Perhaps the best-known wine domaine of Chorey is Domaine Tollot-Beaut, currently run by the energetic Nathalie Tollot (pictured above by Jon Wyand, with her cousins Olivier, left, and Jean-Paul, right). Tollot-Beaut wines are always very straightforward in their appeal and tend to have lots of plump, easy-to-appreciate, relatively early-maturing fruit. In the past some vintages have been a bit too oaky but nowadays, as elsewhere, the new oak proportion has been reduced so that for a village wine like this one no more than one in five barrels would be new.

I had already identified Dom Tollot-Beaut 2012 Chorey-lès-Beaune as a potential wine of the week when I came across a stunning 2010 Chorey last weekend. I was tasting two wines from the Tastevinage selection of the Confrérie des Chevaliers du Tastevin in a sort of David and Goliath contest: the 2010 village Chorey-lès-Beaune and a 2013 Clos de Vougeot Grand Cru. The village wine was an absolute charmer. Choreys can be a bit stodgy, even a little rustic, but this was smooth as a baby’s bottom and had the most beautiful classic perfume. The Grand Cru was more concentrated but still so chock full of tannin it was almost bitter.

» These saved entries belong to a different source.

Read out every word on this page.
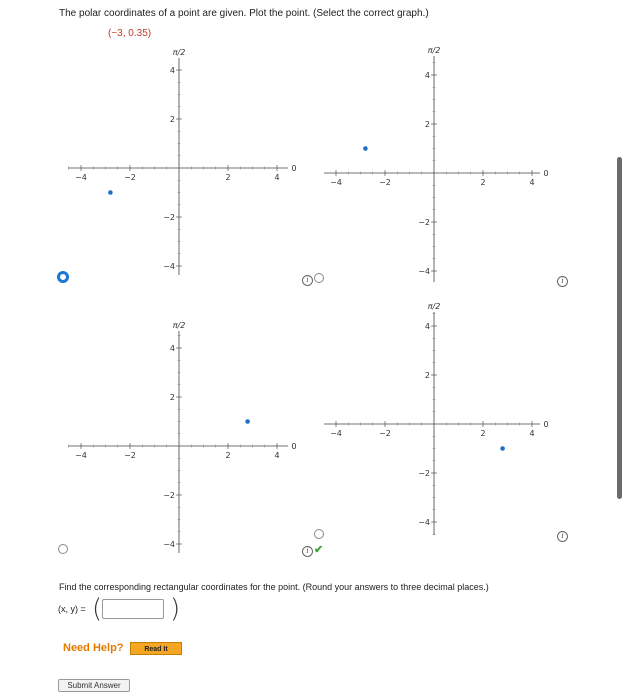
The polar coordinates of a point are given. Plot the point. (Select the correct graph.)
(−3, 0.35)
−4	−2	2	4
4
2
−2
−4
π/2
0
−4	−2	2	4
4
2
−2
−4
π/2
0
−4	−2	2	4
4
2
−2
−4
π/2
0
−4	−2	2	4
4
2
−2
−4
π/2
0
i	i
i ✔
i
Find the corresponding rectangular coordinates for the point. (Round your answers to three decimal places.)
(x, y) = (	)
Need Help?	Read It
Submit Answer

The Dom Tollot-Beaut 2012 Chorey-lès-Beaune was one of several well-priced wines I came across in the many described in Loeb’s drinking burgundies. Priced at £23.14 by Loeb’s marketing-free calculations, the wine is pale ruby with already a little evolution at the rim and the nose is delightfully sweet and fleshy. Underneath there is lots of ripe fruit and a clear structure that should see it still delivering pleasure for many years to come. I admired its expressiveness. It’s worth remembering that, although the top wines of Burgundy have soared in price, it is still possible to find satisfaction and true burgundian character at a sensible price, bearing in mind that no wine from village level upwards is made in anything like bordelais quantities.

Of Tollot-Beaut’s 24 hectares (60 acres) around the north of Beaune, a third are in the Chorey village appellation, making it by far their biggest holding – although they also have almost 1.5 ha of their monopole Pièce du Chapitre in Chorey as well, and, among their grandest parcels, almost a hectare of the grand cru Corton-Bressandes. They are very hot on viticulture and deploy most of their effort and personnel in the vines. Because of this, I suspect they harvest grapes with pretty ripe stems, but the tradition here is to destem. Tollot-Beaut wines in their distinctive flask-like bottles could indeed be said to be real ‘drinking’ burgundies.

Tollot-Beaut was one of the earliest domaines to bottle their wines, along with more illustrious names, and Nathalie Tollot is a fifth-generation vigneronne.